- Country: Israel, Turkey and Italy
- Etymology: al-Tarās which means "embroider" in Arabic.
- Place of origin: Castile
- Founded: c. 1000
- Founder: Hasdai al-Tarās
- Traditions: Judaism (Sephardic)

= Al-Tarās family =

Sephardic Jewish family in Medieval Spain

The al-Tarās family (Arabic: الطراز) (Hebrew: אלתראס) also called ibn al-Tarās and Altaras is a distinguished Sephardic Jewish family originally from Castile, Spain. Members of the family spread to Italy, Turkey, and the Land of Israel, where they produced several rabbis, scholars, printers and businessmen.

== History ==
The al-Tarās family probably came to Spain in the 8th-century, the family progenitor Hasdai al-Tarās was born around 1000 in Castile. He is the grandfather of Sidi ibn Ibrahim al-Taras and third great grandfather of Azriel ibn Menahem al-Taras, whose son Todros ibn Azriel al-Tarās, founded the Taroç family of Catalonia.
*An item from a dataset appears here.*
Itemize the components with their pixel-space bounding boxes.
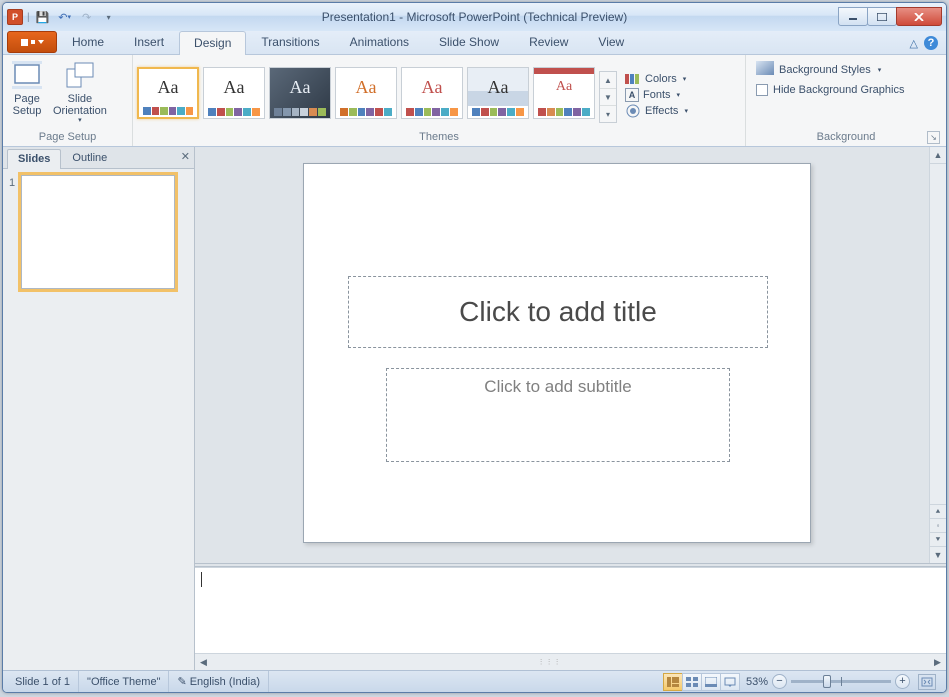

The Italian branch of the family became prominent printers with Solomon Altaras supervising the publication of a Sephardi prayer book which appeared in Venice in 1685. His son, David, lived in Venice between 1675 and 1714 and wrote Kelalei ha-Dikduk ("Principles of Grammar") which was printed at the beginning of the Venice edition of the Mikra'ot Gedolot (1675–78). David's son, Solomon Altaras II published books in Venice during the 18th century, among them a prayer book containing the minhag ("custom") of Corfu, entitled Leket ha-Omer (1718). In modern times, the family name belongs to Jakob Altaras, a Croatian-German Holocaust survivor, his daughter the actress Adriana Altaras, and her son the actor Aaron Altaras who appeared in the Netflix series Unorthodox.